Squibb has been the holder of an Indian patent covering nivolumab, a monoclonal antibody used in cancer immunotherapy and marketed globally as Opdivo and in India as Opdyta. Squibb alleged that Zydus’s manufacture and proposed sale of its biosimilar infringed its subsisting patent rights, and sought interim relief restraining Zydus from manufacturing, selling, importing, or otherwise dealing in its biosimilar product, ZRC-3276, during the pendency of the suit. Accepting this contention, in July 2025, a single judge bench of Delhi HC had granted an interim injunction, preventing Zydus from commercializing the biosimilar in India.

Zydus challenged the injunction before a division bench, contending that the interim order had been passed without a proper assessment of whether its biosimilar product actually fell within the scope of Squibb’s patent claims.

Allowing the appeal, the division bench vacated the interim injunction and permitted Zydus to manufacture and sell its nivolumab biosimilar in India for the remaining term of the patent, which is noted to expire on May 2, 2026. The Delhi HC noted that no detailed product-to-claim mapping had been placed before the bench to prima facieestablish infringement, which is a critical consideration when granting interim relief in patent matters involving complex biologic products.

The Delhi HC also emphasized public interest considerations. It observed that nivolumab is an essential and life-saving cancer therapy, and that only a limited period remained before the patent was due to expire. In these circumstances, the balance of convenience favored permitting market access to the biosimilar, particularly where affordability and availability were a concern.

At the same time, the court sought to safeguard Squibb’s interests by directing Zydus to maintain detailed and audited accounts of all sales and revenues arising from ZRC-3276. This would enable appropriate monetary compensation to be determined in favor of Squibb, if it ultimately succeeds in the infringement suit.
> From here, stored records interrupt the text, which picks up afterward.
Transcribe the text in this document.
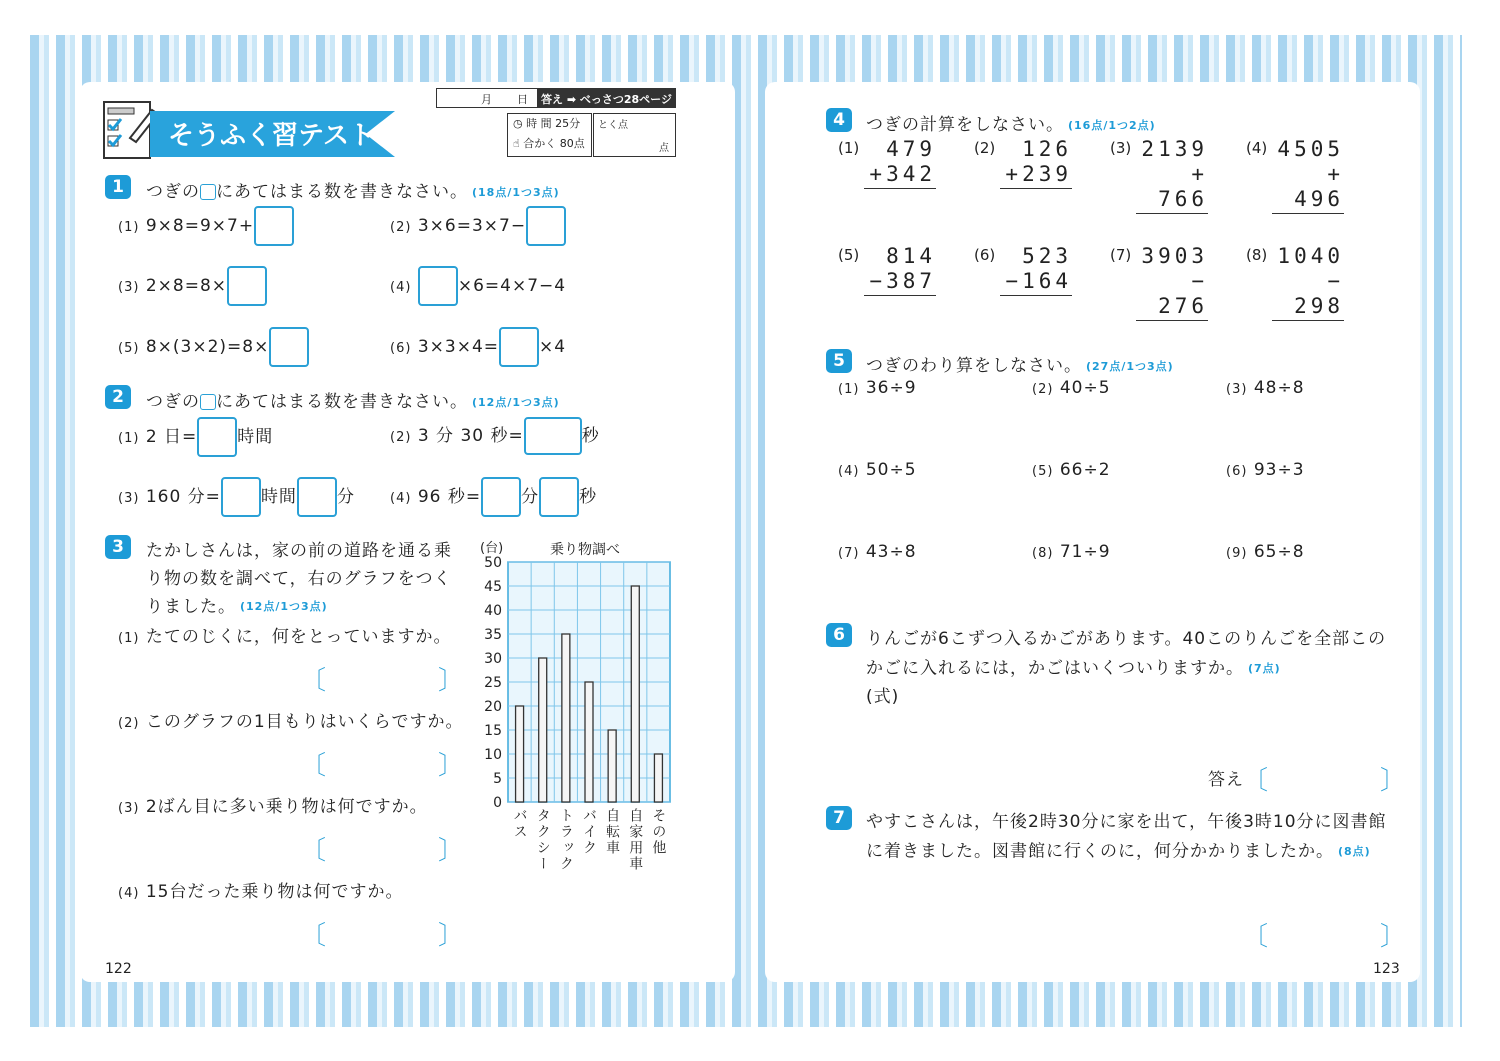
そうふく習テスト①
月 日	答え ➡ べっさつ28ページ
◷ 時 間 25分
☝ 合かく 80点
とく点
点
1	つぎの にあてはまる数を書きなさい。 (18点/1つ3点)
(1) 9×8=9×7+	(2) 3×6=3×7−
(3) 2×8=8×	(4)	×6=4×7−4
(5) 8×(3×2)=8×	(6) 3×3×4= ×4
2	つぎの にあてはまる数を書きなさい。 (12点/1つ3点)
(1) 2 日= 時間	(2) 3 分 30 秒=	秒
(3) 160 分= 時間 分	(4) 96 秒= 分 秒
3	たかしさんは，家の前の道路を通る乗り物の数を調べて，右のグラフをつくりました。 (12点/1つ3点)
(1) たてのじくに，何をとっていますか。
〔	〕
(2) このグラフの1目もりはいくらですか。
〔	〕
(3) 2ばん目に多い乗り物は何ですか。
〔	〕
(4) 15台だった乗り物は何ですか。
〔	〕
(台)	乗り物調べ
0
5
10
15
20
25
30
35
40
45
50
122
4	つぎの計算をしなさい。 (16点/1つ2点)
5	つぎのわり算をしなさい。 (27点/1つ3点)
6	りんごが6こずつ入るかごがあります。40このりんごを全部このかごに入れるには，かごはいくついりますか。 (7点)
(式)
答え
〔	〕
7	やすこさんは，午後2時30分に家を出て，午後3時10分に図書館に着きました。図書館に行くのに，何分かかりましたか。 (8点)
〔	〕
123
バス タクシー トラック バイク 自転車 自家用車 その他
(1)	479
+342
(2)	126
+239
(3) 2139
+ 766
(4) 4505
+ 496
(5)	814
−387
(6)	523
−164
(7) 3903
− 276
(8) 1040
− 298
(1) 36÷9	(2) 40÷5	(3) 48÷8
(4) 50÷5	(5) 66÷2	(6) 93÷3
(7) 43÷8	(8) 71÷9	(9) 65÷8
The decision reflects Delhi HC’s continued effort to balance patent enforcement with public health considerations, particularly in cases involving biosimilars and critical therapies. It underscores that interim injunctions in pharmaceutical patent disputes are not automatic and must be carefully assessed based on technical complexity, proximity to patent expiry, and the broader public interest in terms of access to essential medicines.